4.3.4.3 The mediator
The experience on Wikipedia also introduced a new role for me, the role of a mediator. On reflection, I was not ready to take over this role in the first place. It involved me stepping in between two parties: between my learner participants and the Wikipedia editors, to bring the writing work to a due settlement. This job terribly challenged me in terms of mentor identity.

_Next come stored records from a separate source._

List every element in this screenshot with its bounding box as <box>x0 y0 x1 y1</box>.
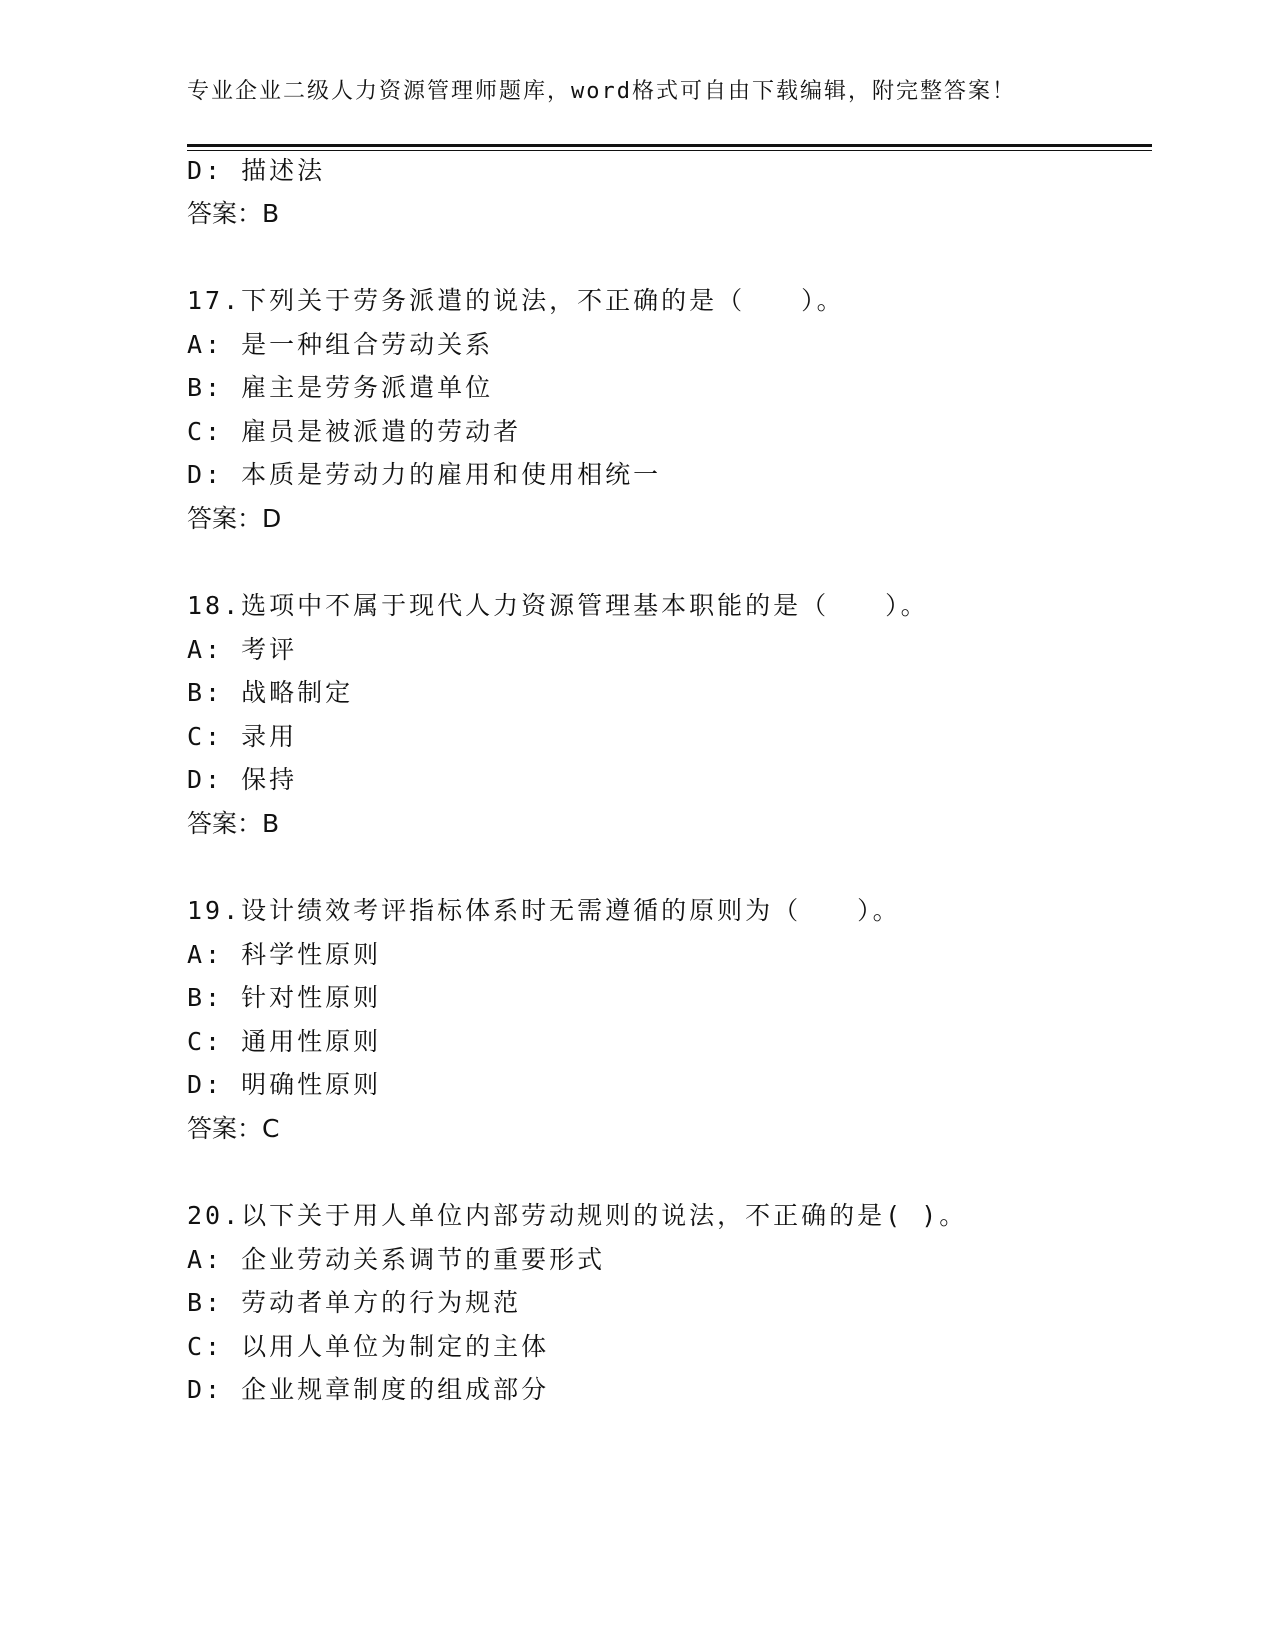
option-b: B: 劳动者单方的行为规范 <box>187 1288 522 1317</box>
option-c: C: 雇员是被派遣的劳动者 <box>187 417 522 446</box>
option-b: B: 战略制定 <box>187 678 354 707</box>
option-a: A: 企业劳动关系调节的重要形式 <box>187 1245 606 1274</box>
header-rule-thin <box>187 150 1152 151</box>
option-d: D: 保持 <box>187 765 298 794</box>
option-b: B: 雇主是劳务派遣单位 <box>187 373 494 402</box>
option-b: B: 针对性原则 <box>187 983 382 1012</box>
option-d: D: 描述法 <box>187 156 326 185</box>
page-header: 专业企业二级人力资源管理师题库，word格式可自由下载编辑，附完整答案！ <box>187 79 1016 104</box>
question-stem: 17.下列关于劳务派遣的说法，不正确的是（ ）。 <box>187 286 845 315</box>
option-d: D: 企业规章制度的组成部分 <box>187 1375 550 1404</box>
answer-line: 答案：D <box>187 504 282 533</box>
option-a: A: 考评 <box>187 635 298 664</box>
option-a: A: 科学性原则 <box>187 940 382 969</box>
option-a: A: 是一种组合劳动关系 <box>187 330 494 359</box>
option-c: C: 以用人单位为制定的主体 <box>187 1332 550 1361</box>
option-d: D: 本质是劳动力的雇用和使用相统一 <box>187 460 662 489</box>
question-stem: 18.选项中不属于现代人力资源管理基本职能的是（ ）。 <box>187 591 929 620</box>
answer-line: 答案：B <box>187 809 280 838</box>
option-d: D: 明确性原则 <box>187 1070 382 1099</box>
answer-line: 答案：C <box>187 1114 280 1143</box>
question-stem: 19.设计绩效考评指标体系时无需遵循的原则为（ ）。 <box>187 896 901 925</box>
option-c: C: 录用 <box>187 722 298 751</box>
header-rule-thick <box>187 144 1152 147</box>
question-stem: 20.以下关于用人单位内部劳动规则的说法，不正确的是( )。 <box>187 1201 968 1230</box>
option-c: C: 通用性原则 <box>187 1027 382 1056</box>
answer-line: 答案：B <box>187 199 280 228</box>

4.3.4.3.1 A site of struggle
Receiving the Wikipedia editors’ feedback particularly when they removed the writing and suggested a considerable change to the writing work in terms of content and a suitable site on Wikipedia to post it, I had not been able to decide on my own what to do until I talked about it with my supervisors. The site of negotiation was whether or not I should step in. On the one hand, I believed that once the article had been published, it would certainly be subject to public scrutiny, thus I would like the learner participants to experience this directly without my intervention. On the other hand, I was also a participatory member involved in the writing process and responsible for the article, and the editors were addressing the four of us as team members: “I can’t withdraw from the
107 editors” was the final decision I made, out of bravery, as I wrote in the Researcher Journal:
I have been feeling brave after talking with Cynthia and Gillian about what to do with the editors’ feedback. The necessary thing I have been able to do was I have responded to the editors (Researcher Journal, 19 September 2011).
4.3.4.3.2 Responsibility
I was pleased about the decision to step in between the two parties, at least because it helped me to do better the job of mentoring. Although the course of innovation had been evolving beyond my control, the new role as it unfolded gave me a better vantage point, from which I felt more able to mentor the learner participants thanks to an insider’s view. On reflection, the mediator role was a large part of the mentor self. I had been driven by the latter to capture this opportunity as a (potential) learning resource for the learner participants. I noted this in the Researcher Journal as a major task for me to do:
The most important thing for me is how to make the learners reasonably interpret the Wikipedia experience (Researcher Journal, 19 September 2011). I was not sure if I had done well enough to “make the learners reasonably interpret the Wikipedia experience”, but what I did out of my responsibility as a mentor was I talked with them, both informally via Skype chat upon me receiving the messages and later formally via interview, what we (including me as a team member) had learnt from this particular experience, which concerned their posts being removed because they were not aligned with the genre. In our talk, I focused on the new dimension of academic writing that we as teachers of English had not been aware of before (I shared with them my feelings of learning this as a learner). I also explicitly mentioned to the participants that the involvement of the Wikipedia editors through their messages was so much of a meaningful aspect of our tasks that we should appreciate and thank them, and that was thus why I responded to the editors’ messages very politely and gratefully. All participants showed their appreciation of the editors’ messages in our talks.